Blue Moon Movie Critique: Ethan Hawke's Performance Delivers in Director Richard Linklater's Poignant Broadway Split Story
Separating from the better-known colleague in a entertainment duo is a risky affair. Comedian Larry David went through it. Likewise Musician Andrew Ridgeley. Currently, this witty and heartbreakingly sad chamber piece from scriptwriter Robert Kaplow and filmmaker the director Richard Linklater recounts the almost agonizing story of Broadway lyricist Lorenz Hart shortly following his split from Richard Rodgers. The character is acted with theatrical excellence, an notable toupee and simulated diminutiveness by Ethan Hawke, who is frequently digitally reduced in stature – but is also sometimes shot placed in an hidden depression to look up poignantly at more statuesque figures, facing Hart’s vertical challenge as José Ferrer previously portrayed the diminutive artist Toulouse-Lautrec.
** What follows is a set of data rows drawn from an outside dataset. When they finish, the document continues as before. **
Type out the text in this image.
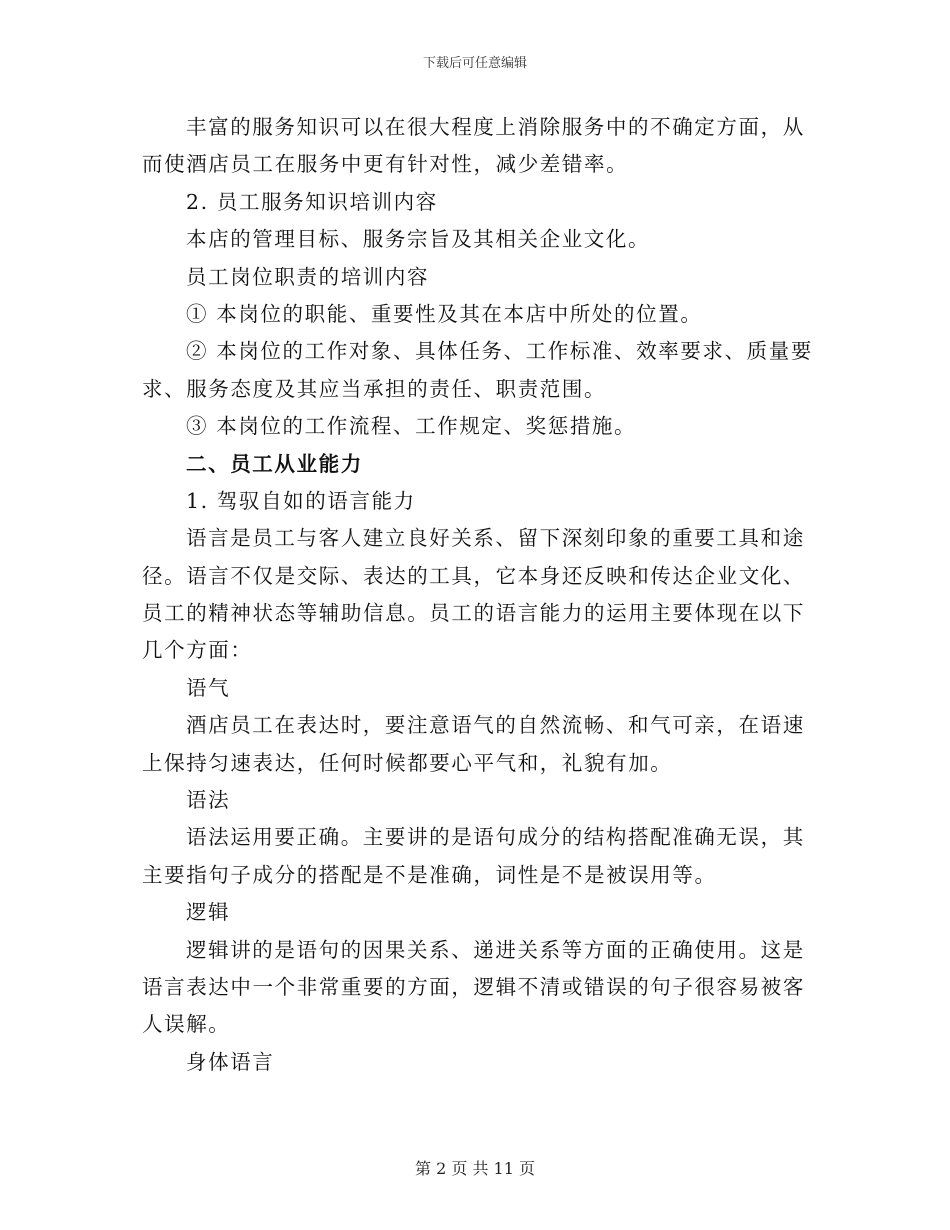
下载后可任意编辑
丰富的服务知识可以在很大程度上消除服务中的不确定方面，从
而使酒店员工在服务中更有针对性，减少差错率。
2. 员工服务知识培训内容
本店的管理目标、服务宗旨及其相关企业文化。
员工岗位职责的培训内容
① 本岗位的职能、重要性及其在本店中所处的位置。
② 本岗位的工作对象、具体任务、工作标准、效率要求、质量要
求、服务态度及其应当承担的责任、职责范围。
③ 本岗位的工作流程、工作规定、奖惩措施。
二、员工从业能力
1. 驾驭自如的语言能力
语言是员工与客人建立良好关系、留下深刻印象的重要工具和途
径。语言不仅是交际、表达的工具，它本身还反映和传达企业文化、
员工的精神状态等辅助信息。员工的语言能力的运用主要体现在以下
几个方面：
语气
酒店员工在表达时，要注意语气的自然流畅、和气可亲，在语速
上保持匀速表达，任何时候都要心平气和，礼貌有加。
语法
语法运用要正确。主要讲的是语句成分的结构搭配准确无误，其
主要指句子成分的搭配是不是准确，词性是不是被误用等。
逻辑
逻辑讲的是语句的因果关系、递进关系等方面的正确使用。这是
语言表达中一个非常重要的方面，逻辑不清或错误的句子很容易被客
人误解。
身体语言
第 2 页 共 11 页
Multifaceted Role and Themes
Hawke achieves big, world-weary laughs with the character's witty comments on the concealed homosexuality of the film Casablanca and the excessively cheerful stage show he just watched, with all the lariat-wielding cowhands; he bitingly labels it Okla-homo. The orientation of Lorenz Hart is complex: this film clearly contrasts his queer identity with the straight persona created for him in the 1948 musical the production Words and Music (with actor Mickey Rooney portraying Hart); it cleverly extrapolates a kind of bisexuality from Hart’s letters to his protégée: youthful Yale attendee and would-be stage designer Elizabeth Weiland, portrayed in this film with uninhibited maidenly charm by actress Margaret Qualley.
As a component of the legendary New York theater songwriting team with musician Richard Rodgers, Lorenz Hart was responsible for incomparable songs like the song The Lady Is a Tramp, the tune Manhattan, the standard My Funny Valentine and of course the song Blue Moon. But frustrated by the lyricist's addiction, inconsistency and gloomy fits, Richard Rodgers severed ties with him and joined forces with lyricist Oscar Hammerstein II to compose Oklahoma! and then a series of live and cinematic successes.
Emotional Depth
The film envisions the deeply depressed Hart in the musical Oklahoma!'s first-night Manhattan spectators in 1943, looking on with jealous anguish as the production unfolds, loathing its insipid emotionality, hating the exclamation mark at the conclusion of the name, but heartsinkingly aware of how lethally effective it is. He realizes a hit when he views it – and senses himself falling into failure.
Even before the interval, Lorenz Hart sadly slips away and goes to the bar at Sardi’s where the balance of the picture takes place, and anticipates the (unavoidably) successful Oklahoma! company to show up for their after-party. He knows it is his showbiz duty to praise Richard Rodgers, to pretend everything is all right. With smooth moderation, the performer Andrew Scott acts as Rodgers, evidently ashamed at what they both know is Hart's embarrassment; he provides a consolation to his ego in the appearance of a brief assignment composing fresh songs for their current production the musical A Connecticut Yankee, which only makes it worse.
- Actor Bobby Cannavale plays the bartender who in traditional style listens sympathetically to the character's soliloquies of bitter despondency
- Actor Patrick Kennedy plays writer EB White, to whom Lorenz Hart inadvertently provides the concept for his children’s book the novel Stuart Little
- The actress Qualley portrays Weiland, the unattainably beautiful Yale student with whom the picture conceives Hart to be intricately and masochistically in affection
Lorenz Hart has earlier been rejected by Richard Rodgers. Undoubtedly the universe can’t be so cruel as to have him dumped by Elizabeth Weiland as well? But Qualley mercilessly depicts a young woman who desires Lorenz Hart to be the laughing, platonic friend to whom she can disclose her adventures with young men – as well of course the showbiz connection who can promote her occupation.
Performance Highlights
Hawke shows that Lorenz Hart partly takes spectator's delight in hearing about these young men but he is also authentically, mournfully enamored with Weiland and the movie informs us of something rarely touched on in pictures about the domain of theater music or the movies: the terrible overlap between professional and romantic failure. Yet at a certain point, Hart is rebelliously conscious that what he has attained will survive. It's a magnificent acting job from Ethan Hawke. This may turn into a theater production – but who will write the tunes?
The film Blue Moon screened at the London film festival; it is released on the 17th of October in the US, November 14 in the Britain and on the 29th of January in Australia.